I am failly new with Pandas and I have a question about how to properly merge rows within my pandas datafame, based on the values of its columns.
I have a dataframe, df1
, which contains the following:
df1 = pd.DataFrame(data=[["shoe", 4, 6, 0.110, 10],
["bracelet", 22, 25, 0.115, 40],
["belt", 2, 5, 0.120, 12],
["socks", 1, 3, 0.422, 8],
["scarf", 10, 12, 0.630, 6],
["skirt", 4, 6, 0.9, 5],
["bag", 9, 13, 1.131, 4],
["watch", 1, 4, 1.8, 5],
["sweater", 4, 5, 5.5, 14],
["jeans", 1, 6, 5.6, 14]],
columns=['item','low','high','time', 'price'])
df1
item low high time price
0 shoe 4 6 0.110 10
1 bracelet 22 25 0.115 40
2 belt 2 5 0.120 12
3 socks 1 3 0.422 8
4 scarf 10 12 0.630 6
5 skirt 4 6 0.9 5
6 bag 9 13 1.131 4
7 watch 1 4 1.8 5
8 sweater 4 5 5.500 14
9 jeans 1 6 5.600 14
I would like to merge these rows based on the values in ['low', 'high', 'time', 'price']
and keep track of item
.
I would like to merge rows where consecutive rows are less than 1
(e.g. seconds) apart based on the time
column. Based on this criteria I want to merge rows 0 -- 7
. But, I only want actually merge them when there is an overlap between the range of ['low', 'high']
. Based on this socks
, belt
, shoe
, skirt
and watch
get merged together because they have ranges (1,3), (2,5), (4,6), (4,6), (1,4) and bracelet
does not get merged with other rows.
Of the rows that are about to be merge together, I would like to keep the item
, time
and price
for the row that had the highest price
. I would also like to update low
and high
such that it fully the covers the entire range of the merged rows. Finally, I would like two new columns time_min
and time_max
that will indicate the total time range of the merge columns.

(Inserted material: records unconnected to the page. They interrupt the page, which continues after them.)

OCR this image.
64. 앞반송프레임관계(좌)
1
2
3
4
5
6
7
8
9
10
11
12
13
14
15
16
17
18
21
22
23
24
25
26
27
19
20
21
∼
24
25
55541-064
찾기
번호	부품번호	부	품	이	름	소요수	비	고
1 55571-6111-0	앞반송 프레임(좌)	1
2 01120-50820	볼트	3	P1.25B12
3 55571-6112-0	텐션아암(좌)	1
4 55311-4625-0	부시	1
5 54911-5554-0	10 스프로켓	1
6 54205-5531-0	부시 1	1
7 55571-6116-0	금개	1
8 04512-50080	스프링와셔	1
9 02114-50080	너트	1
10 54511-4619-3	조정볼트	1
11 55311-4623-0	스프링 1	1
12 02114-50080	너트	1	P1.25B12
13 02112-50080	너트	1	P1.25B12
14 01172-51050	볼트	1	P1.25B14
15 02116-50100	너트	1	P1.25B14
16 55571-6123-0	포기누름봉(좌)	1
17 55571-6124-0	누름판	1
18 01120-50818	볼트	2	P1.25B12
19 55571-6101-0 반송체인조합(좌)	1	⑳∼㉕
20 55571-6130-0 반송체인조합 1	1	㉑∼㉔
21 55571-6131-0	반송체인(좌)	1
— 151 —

If rows that are to be merged have the same price
, take the one with the lowest time
(there will not be rows with exactly the same time
and price
).
Based on these rules I would expect the following dataframe, df2
:
df2 = pd.DataFrame(data=[["belt", 2, 6, 0.120, 12, 0.110, 0.422],
["bracelet", 22, 25, 0.115, 10, 0.115, 0.115],
["scarf", 9, 13, 0.130, 6, 0.630, 1.131],
["sweater", 1, 6, 5.5, 14, 5.5, 5.6]],
columns=['item','low','high','time', 'price', 'time_min', 'time_max'])
df2
item low high time price time_min time_max
0 belt 2 6 0.120 12 0.110 1.8
1 bracelet 22 25 0.115 10 0.115 0.115
2 scarf 9 13 0.130 6 0.630 1.131
3 sweater 1 6 5.500 14 5.500 5.600
I have looked at the Q&A as provided by: merge rows pandas dataframe based on condition, but in that question they only merge on (in this case) ['low', 'high']
and some information that I would need to retain is lost.